Из всего этого дела ничего не вышло. Во-первых, отец Алексей и подсудимый командир написали по встречному доносу. А во-вторых, почта ушла только через два месяца, и неизвестно, были ли доносы действительно отправлены в Якутск. Почту заделывал Сальников, и он мох уничтожить все три доноса.
Так мы отпраздновали коронацию в 1893 году.

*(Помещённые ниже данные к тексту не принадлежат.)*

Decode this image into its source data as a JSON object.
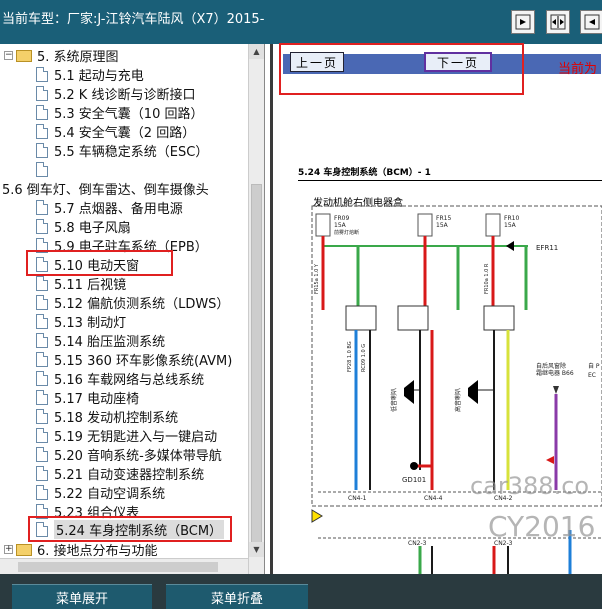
{
  "header": {
    "title": "当前车型：厂家:J-江铃汽车陆风（X7）2015-"
  },
  "tree": {
    "items": [
      {
        "label": "5. 系统原理图",
        "kind": "folder"
      },
      {
        "label": "5.1 起动与充电",
        "kind": "doc"
      },
      {
        "label": "5.2 K 线诊断与诊断接口",
        "kind": "doc"
      },
      {
        "label": "5.3 安全气囊（10 回路）",
        "kind": "doc"
      },
      {
        "label": "5.4 安全气囊（2 回路）",
        "kind": "doc"
      },
      {
        "label": "5.5 车辆稳定系统（ESC）",
        "kind": "doc"
      },
      {
        "label": "",
        "kind": "doc"
      },
      {
        "label": "5.6 倒车灯、倒车雷达、倒车摄像头",
        "kind": "text"
      },
      {
        "label": "5.7 点烟器、备用电源",
        "kind": "doc"
      },
      {
        "label": "5.8 电子风扇",
        "kind": "doc"
      },
      {
        "label": "5.9 电子驻车系统（EPB）",
        "kind": "doc"
      },
      {
        "label": "5.10 电动天窗",
        "kind": "doc"
      },
      {
        "label": "5.11 后视镜",
        "kind": "doc"
      },
      {
        "label": "5.12 偏航侦测系统（LDWS）",
        "kind": "doc"
      },
      {
        "label": "5.13 制动灯",
        "kind": "doc"
      },
      {
        "label": "5.14 胎压监测系统",
        "kind": "doc"
      },
      {
        "label": "5.15 360 环车影像系统(AVM)",
        "kind": "doc"
      },
      {
        "label": "5.16 车载网络与总线系统",
        "kind": "doc"
      },
      {
        "label": "5.17 电动座椅",
        "kind": "doc"
      },
      {
        "label": "5.18 发动机控制系统",
        "kind": "doc"
      },
      {
        "label": "5.19 无钥匙进入与一键启动",
        "kind": "doc"
      },
      {
        "label": "5.20 音响系统-多媒体带导航",
        "kind": "doc"
      },
      {
        "label": "5.21 自动变速器控制系统",
        "kind": "doc"
      },
      {
        "label": "5.22 自动空调系统",
        "kind": "doc"
      },
      {
        "label": "5.23 组合仪表",
        "kind": "doc"
      },
      {
        "label": "5.24 车身控制系统（BCM）",
        "kind": "doc"
      },
      {
        "label": "6. 接地点分布与功能",
        "kind": "folder"
      }
    ]
  },
  "nav": {
    "prev_label": "上一页",
    "next_label": "下一页",
    "current_label": "当前为"
  },
  "diagram": {
    "title": "5.24 车身控制系统（BCM）- 1",
    "fusebox_label": "发动机舱右侧电器盒",
    "fuses": [
      {
        "name": "FR09",
        "rating": "15A"
      },
      {
        "name": "FR15",
        "rating": "15A"
      },
      {
        "name": "FR10",
        "rating": "15A"
      }
    ],
    "fuse_desc": "前雾灯熔断",
    "ground_ref": "EFR11",
    "ground_point": "GD101",
    "horn_low": "低音喇叭",
    "horn_high": "高音喇叭",
    "connectors": [
      "CN4-1",
      "CN4-4",
      "CN4-2",
      "CN2-3",
      "CN2-3"
    ],
    "wire_codes": [
      "FP28 1.0 BG",
      "RC09 1.0 G",
      "FR15a 1.0 Y",
      "FR10a 1.0 R"
    ],
    "right_labels": [
      "自后风窗除",
      "霜继电器 B66",
      "自 P",
      "EC"
    ]
  },
  "watermarks": [
    "car388.co",
    "CY2016"
  ],
  "bottom": {
    "expand_label": "菜单展开",
    "collapse_label": "菜单折叠"
  },
  "colors": {
    "topbar": "#1a5f78",
    "highlight": "#e02020",
    "wire_blue": "#1e7fd8",
    "wire_red": "#d81818",
    "wire_green": "#3aa84a",
    "wire_black": "#1a1a1a"
  }
}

Летом, как сказано выше, Сальников отправился в Гижигу, а осенью вернулся обратно. В январе он вернулся в Якутск и в числе прочих рапортов представил также соображения о нашем обуздании.
Плодом этих соображении поздней весной 1894 года, ровно через год после описанного мною праздника, исправник получил секретный циркуляр о том, чтобы по возможности обуздать наше право раз’ездов по колымским пустыням.
Мы, впрочем, прочли этот циркуляр раньше исправника. Почта по обыкновению пришла в растерзанном виде. Оболочки пакетов истерлись в труху. Газетные номера, казенные бумаги и частные письма перемешались в одну общую груду. Разобрать эту груду, как следует, могли только мы, ссыльные. Мы перетряхивали «Правительственный вестник» и «Сенатские ведомости» номер за номером, вылавливали оттуда письма и казенные предписания и раскладывали все это по именам и категориям. Скальский отличался особенным искусством в этой области. Иное имя он определял по единственной уцелевшей букве, подобно тому как Кювье по единственному зубу определял породу ископаемого животного.